Eso le costó, cree, su primer atentado, muy cerca del estadio El Campín, donde residía. Dos hombres, ocultos en unos pinos, le dispararon. Ese día fue noticia internacional.
También sacó de la miseria a la Colonia Penal de Oriente. “Cuando llegué, los presos estaban en condiciones paupérrimas. Peor que un campo de concentración”. Eran casi 300 reclusos para sacar adelante.
“Las pocas vacas eran solo cachas, los toros ni las miraban”. Seis años le bastaron para hacer de ese penal todo un centro de producción. “Llegamos a exportar carne. Yo puse a los presos a levantarse a las 3 de la mañana a trabajar”.
Esa disciplina hizo que lo intentara matar un guardián y que un tiro que salió de entre las montañas asesinara a su caballo. Lo mismo hizo con la cárcel de la Policía de Las Cruces, una casona en ruinas levantada con ayuda de los reclusos y que convirtió en panadería. “Repartíamos pan en todas las estaciones”. Eso fue en 1989.
Fue castigado
Dice que siendo jefe de relaciones públicas de la Policía “llegó al churubito de la fama”, pero también fue castigado por sus salidas de tono, como cuando lo mandaron al Caquetá por pedir la salida de dos importantes militares. Allá llegó en pleno auge de la marihuana, conoció a los nativos y navegó por ríos caudalosos.
Amores y odios se ha ganado. Fue tan estricto que omite contar esa parte de la historia. Hasta un general me dijo que me fuera. “Estamos aburridos con usted. Váyase o lo voy”.

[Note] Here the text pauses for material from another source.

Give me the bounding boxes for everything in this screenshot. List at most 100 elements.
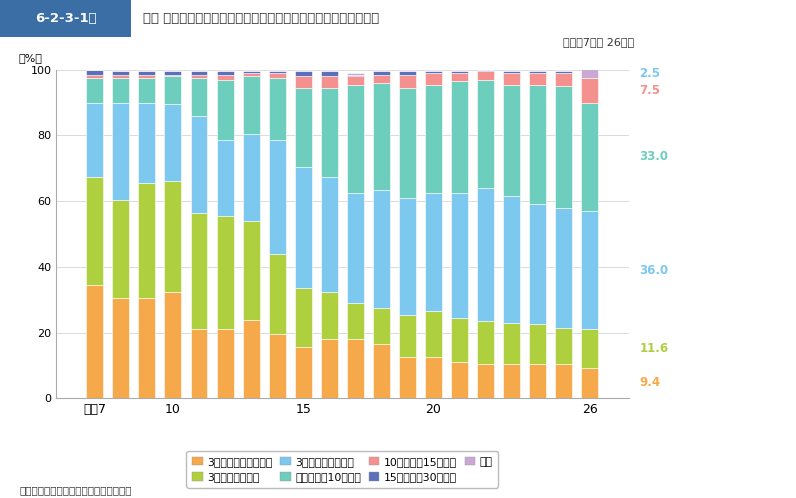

El mayor Aparicio resultó en España. Tuvieron que escoltarlo hasta el avión para que no se devolviera. Es de los que dicen que las vacaciones son vagabundería.
Hoy, en el ‘octavo piso’ de su vida, es el más condecorado en la institución, sigue activo como director del Museo de la Policía, hace parte de varios grupos literarios, no para de estudiar; cuando se sube a su carro, le pregunta a su conductor: “¿Cuál es el curso de hoy? Diga a ver”; “Mi mayor, estábamos estudiando a Máximo Gorki”, le responde. Perder el tiempo no está nunca presupuestado.
“Les digo a mis agentes: ‘Si quieres ser feliz por un día, embriágate; si quieres ser feliz diez años, cásate; si quieres ser feliz toda la vida, hazte policía”.